Em meio à discussão da reforma tributária na Câmara dos Deputados, começa a ganhar corpo a ideia de ressuscitar a velha CPMF, o imposto sobre movimentações financeiras defenestrado em 2007. Só que, em vez de propor diretamente a recriação do tributo, a ideia do deputado Luiz Carlos Hauly (PSDB-PR), relator da Comissão Especial de Reforma Tributária na Câmara, é turbinar o Imposto sobre Operações Financeiras (IOF), incidente sobre gastos no exterior e operações de crédito, para que ele cumpra, na prática, o mesmo objetivo. “A CPMF é o IOF”, disse Hauly ao Estado, na semana passada. O objetivo é que o IOF seja usado para reduzir o rombo na Previdência Social, em vez de financiar a saúde, como a CPMF. “Seria um imposto de operações e movimentações financeiras, mas para fins previdenciários, pela necessidade de arrecadação deles.”
Hauly afirma que o IOF turbinado deverá ser compensado pela diminuição pela metade das alíquotas do INSS pagas pelos empregadores (22%) e pelos empregados (11%), a ser incluída no projeto de reforma tributária que ele deverá apresentar até o final do ano na Comissão Especial. Ao mesmo tempo, porém, Hauly diz que a intenção com o novo IOF é “ajudar na arrecadação nacional”. “Nossa proposta é levar o IOF para o INSS e resolver o problema de financiamento da Previdência”, afirma. “Tem trabalhador rural sem contribuição definida, seis milhões de trabalhadores do MEI (microempreendedores individuais) que contribuem com R$ 40 por mês, que não cobrem a necessidade da Previdência, milhões de domésticas que começaram a pagar (as contribuições) há dois anos e vão entrar na Previdência e três milhões idosos e deficientes físicos que estão recebendo benefícios de prestação continuada.”
Diante do fracasso das tentativas de ressuscitar a CPMF nos últimos anos, a iniciativa de Hauly parece ser de altíssimo risco. Ao tentar evitar a sua extinção, há nove anos, o ex-presidente Lula sofreu sua maior derrota no Legislativo em seus dois mandatos. Mais recentemente, já no segundo mandato, a ex-presidente Dilma Rousseff chegou a defender a volta do tributo para reforçar o caixa do governo e aliviar a crise fiscal, mas teve de abandonar a proposta antes mesmo de enviá-la ao Congresso Nacional, em razão da rejeição que sofreu por parte dos empresários e de amplos segmentos da sociedade.
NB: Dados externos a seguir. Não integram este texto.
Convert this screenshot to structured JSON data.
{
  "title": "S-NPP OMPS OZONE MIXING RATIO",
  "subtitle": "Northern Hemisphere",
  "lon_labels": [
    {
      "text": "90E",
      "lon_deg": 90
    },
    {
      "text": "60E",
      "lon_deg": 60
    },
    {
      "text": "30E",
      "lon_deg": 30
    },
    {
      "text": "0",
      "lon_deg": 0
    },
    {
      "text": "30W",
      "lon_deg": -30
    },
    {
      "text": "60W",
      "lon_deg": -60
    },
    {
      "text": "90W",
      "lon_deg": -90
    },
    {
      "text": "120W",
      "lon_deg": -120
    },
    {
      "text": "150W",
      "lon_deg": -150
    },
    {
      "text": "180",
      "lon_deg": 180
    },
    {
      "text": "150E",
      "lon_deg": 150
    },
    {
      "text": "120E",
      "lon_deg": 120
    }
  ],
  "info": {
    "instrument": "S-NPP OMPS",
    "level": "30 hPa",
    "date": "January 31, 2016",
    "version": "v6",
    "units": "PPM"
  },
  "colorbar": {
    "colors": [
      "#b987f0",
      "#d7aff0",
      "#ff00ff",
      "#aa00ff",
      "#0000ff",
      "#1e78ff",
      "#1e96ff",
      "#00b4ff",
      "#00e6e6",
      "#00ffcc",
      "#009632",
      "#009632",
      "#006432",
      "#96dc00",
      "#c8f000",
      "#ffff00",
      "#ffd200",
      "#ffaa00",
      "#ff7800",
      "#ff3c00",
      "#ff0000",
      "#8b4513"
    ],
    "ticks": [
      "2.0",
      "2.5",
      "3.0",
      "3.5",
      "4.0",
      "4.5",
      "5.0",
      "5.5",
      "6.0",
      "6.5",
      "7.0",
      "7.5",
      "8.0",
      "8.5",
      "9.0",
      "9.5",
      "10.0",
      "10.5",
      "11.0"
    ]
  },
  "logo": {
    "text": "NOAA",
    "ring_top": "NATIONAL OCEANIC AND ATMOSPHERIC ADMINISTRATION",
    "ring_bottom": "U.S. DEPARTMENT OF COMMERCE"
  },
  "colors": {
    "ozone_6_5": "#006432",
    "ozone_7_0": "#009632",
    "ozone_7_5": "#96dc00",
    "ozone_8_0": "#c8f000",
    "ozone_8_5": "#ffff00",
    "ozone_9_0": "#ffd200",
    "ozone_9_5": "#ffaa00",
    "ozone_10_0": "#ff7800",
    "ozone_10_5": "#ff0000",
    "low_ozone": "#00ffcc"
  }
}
Na época, a Fiesp, a entidade que reúne os industriais paulistas, lançou a campanha “Não vou pagar o pato” e instalou um pato inflável amarelo no canteiro central da Esplanada dos Ministérios, em Brasília, contra o aumento de impostos e a volta da CPMF. O pato também foi instalado na sede da Fiesp, na avenida Paulista, em São Paulo, e tornou-se personagem de destaque na campanha pelo impeachment de Dilma.
Ao ser questionado se faz sentido repassar para a sociedade a fatura previdenciária, Hauly afirmou que “esse conjunto de pessoas é problema nacional e não só da Previdência”. “Acho que tem um pouco de prevenção (contra a CPMF). Mas não tem outra solução a não ser que o governo pretenda continuar transferindo dinheiro da receita dele para a Previdência”, diz. “Tem que sustentar hoje um contingente de milhões de pessoas que são assistência social e que não são. O trabalhador rural é (assistência) social ou previdenciária, se ele sustenta a economia brasileira com a produção rural? E o autônomo que está na sua casa e na de milhões de brasileiros consertando chuveiro, fogão, geladeira, porta? Tem que fazer o sistema funcionar, ser exequível e o mais justo possível.”
Em meados de outubro, ao assumir o posto de relator da Comissão Especial, em substituição ao deputado André Moura (PSC-SE), líder do governo na Câmara, Hauly defendeu abertamente a volta da CPMF. Depois, talvez para evitar o desgaste inevitável de propor a medida, passou a apoiar a volta da CPMF travestida de IOF. Sobre as críticas de tributaristas em relação à cumulatividade da CPMF, que deverá onerar ainda mais a produção e penalizar os cidadãos, ele declarou: “Já está provado cientificamente que não é um imposto mais cumulativo que o ICMS (Imposto sobre Circulação de Mercadorias e Serviços) e o IPI (Imposto sobre Produtos Industrializados)”. Detalhe: um dos objetivos da reforma tributária de que ele é o relator é justamente eliminar a cumulatividade do IPI e do ICMS, pelos efeitos nocivos que exercem sobre os negócios e a produtividade do País.